The Role of the Federal Reserve

The passage of the Federal Reserve Act of 1913 attempted to solve the existent problems of the banking system.  The original purpose of the system was to discount commercial paper and provide additional bank regulation. A positive aspect of this law was that it allowed the member national banks of the system to engage in mortgage lending.

How it Happened

For the first time since the demise of the Bank of the United States in 1837, the nation had a central banking system. The system would slowly begin to assume a centralized control over the economic life of the nation. It would really commence its modern functions during the Great Depression.
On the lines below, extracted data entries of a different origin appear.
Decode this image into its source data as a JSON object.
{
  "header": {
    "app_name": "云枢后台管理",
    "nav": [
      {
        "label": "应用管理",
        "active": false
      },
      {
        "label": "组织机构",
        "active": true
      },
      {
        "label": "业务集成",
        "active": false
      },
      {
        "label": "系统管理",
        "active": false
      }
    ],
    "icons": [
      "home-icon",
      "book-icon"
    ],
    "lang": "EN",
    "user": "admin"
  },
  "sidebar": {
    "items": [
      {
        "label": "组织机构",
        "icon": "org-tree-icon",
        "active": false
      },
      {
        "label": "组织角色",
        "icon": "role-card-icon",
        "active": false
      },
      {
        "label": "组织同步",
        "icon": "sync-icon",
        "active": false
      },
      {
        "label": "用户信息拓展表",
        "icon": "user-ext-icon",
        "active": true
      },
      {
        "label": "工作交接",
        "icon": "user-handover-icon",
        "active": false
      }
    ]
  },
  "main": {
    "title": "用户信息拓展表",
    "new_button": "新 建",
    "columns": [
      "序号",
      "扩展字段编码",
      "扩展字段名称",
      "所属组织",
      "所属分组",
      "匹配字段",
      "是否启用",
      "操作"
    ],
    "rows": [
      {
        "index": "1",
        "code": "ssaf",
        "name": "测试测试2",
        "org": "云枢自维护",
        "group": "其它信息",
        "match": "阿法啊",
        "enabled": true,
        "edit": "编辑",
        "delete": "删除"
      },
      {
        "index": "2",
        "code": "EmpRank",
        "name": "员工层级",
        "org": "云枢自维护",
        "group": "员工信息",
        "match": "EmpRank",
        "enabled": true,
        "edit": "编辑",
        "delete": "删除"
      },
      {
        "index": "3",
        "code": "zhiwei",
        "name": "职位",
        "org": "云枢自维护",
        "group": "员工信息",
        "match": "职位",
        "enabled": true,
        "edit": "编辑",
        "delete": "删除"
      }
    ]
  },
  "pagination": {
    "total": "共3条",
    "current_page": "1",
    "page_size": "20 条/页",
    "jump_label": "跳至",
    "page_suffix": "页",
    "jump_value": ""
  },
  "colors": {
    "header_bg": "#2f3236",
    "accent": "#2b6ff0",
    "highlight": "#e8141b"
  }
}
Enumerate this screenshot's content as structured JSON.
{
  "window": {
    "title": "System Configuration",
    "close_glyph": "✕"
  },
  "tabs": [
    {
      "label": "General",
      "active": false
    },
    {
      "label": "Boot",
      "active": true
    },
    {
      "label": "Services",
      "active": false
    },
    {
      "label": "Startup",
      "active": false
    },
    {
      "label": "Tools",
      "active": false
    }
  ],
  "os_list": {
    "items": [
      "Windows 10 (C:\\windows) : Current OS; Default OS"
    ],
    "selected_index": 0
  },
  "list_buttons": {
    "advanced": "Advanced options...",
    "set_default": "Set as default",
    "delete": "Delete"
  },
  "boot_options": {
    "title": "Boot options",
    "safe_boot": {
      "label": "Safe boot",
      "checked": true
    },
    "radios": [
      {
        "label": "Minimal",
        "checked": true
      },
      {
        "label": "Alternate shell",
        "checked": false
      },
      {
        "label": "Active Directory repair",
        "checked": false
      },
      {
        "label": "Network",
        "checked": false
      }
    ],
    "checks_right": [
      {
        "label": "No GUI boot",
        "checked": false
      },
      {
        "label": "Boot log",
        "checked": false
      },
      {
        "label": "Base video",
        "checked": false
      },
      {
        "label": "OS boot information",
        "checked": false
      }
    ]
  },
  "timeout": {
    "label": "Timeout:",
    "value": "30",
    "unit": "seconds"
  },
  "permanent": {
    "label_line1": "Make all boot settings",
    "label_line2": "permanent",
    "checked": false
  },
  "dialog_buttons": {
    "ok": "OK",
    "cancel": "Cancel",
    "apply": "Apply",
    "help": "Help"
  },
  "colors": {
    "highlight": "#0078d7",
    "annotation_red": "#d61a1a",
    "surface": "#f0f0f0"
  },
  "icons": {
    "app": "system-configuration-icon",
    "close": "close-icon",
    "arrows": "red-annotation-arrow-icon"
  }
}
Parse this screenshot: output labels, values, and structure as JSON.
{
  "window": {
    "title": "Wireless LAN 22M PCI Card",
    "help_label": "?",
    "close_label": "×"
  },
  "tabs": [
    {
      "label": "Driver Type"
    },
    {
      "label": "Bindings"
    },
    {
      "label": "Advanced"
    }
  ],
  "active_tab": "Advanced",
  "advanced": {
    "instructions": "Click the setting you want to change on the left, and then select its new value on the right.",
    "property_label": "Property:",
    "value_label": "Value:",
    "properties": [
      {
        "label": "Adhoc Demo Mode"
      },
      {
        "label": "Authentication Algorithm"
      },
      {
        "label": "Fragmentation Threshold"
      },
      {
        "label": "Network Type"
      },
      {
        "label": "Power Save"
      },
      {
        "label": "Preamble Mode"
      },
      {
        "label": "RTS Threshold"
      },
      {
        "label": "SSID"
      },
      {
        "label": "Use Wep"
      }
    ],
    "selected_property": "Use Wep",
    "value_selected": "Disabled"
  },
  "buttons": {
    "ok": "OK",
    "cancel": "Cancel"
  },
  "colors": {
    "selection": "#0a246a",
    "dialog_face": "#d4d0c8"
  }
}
The Federal Reserve is a central bank. For its member banks, it is the “lender of last resort” or “the banker’s banker.” The Federal Reserve is made up of thousands of member banks. The full impact of the Federal Reserve on our monetary system has broadened over time to include influence over the availability and cost of money and credit (interest rates).

As our central bank, the Federal Reserve attempts to ensure that money and credit growth over the long term is sufficient to provide a rising standard of living. For the short term, the Federal Reserve seeks to adapt its policies in an effort to combat deflationary or inflationary pressures. As a lender of last resort, it may attempt to forestall national liquidity crises and financial panics.

It is the Federal Reserve’s monetary policies that most influence the cost and availability of mortgage money.

What is it that the Federal Reserve controls when charged with monetary policies? Besides striving to maintain an economical balance, which fosters better living conditions in the U.S., the Federal Reserve’s actions now affect a global economy. Global economics, in turn, affect the U.S. and Federal Reserve policy, so the Federal Reserve must function within global constraints.

There are 12 Federal Reserve Districts across the nation. A District Federal Reserve Bank represents each.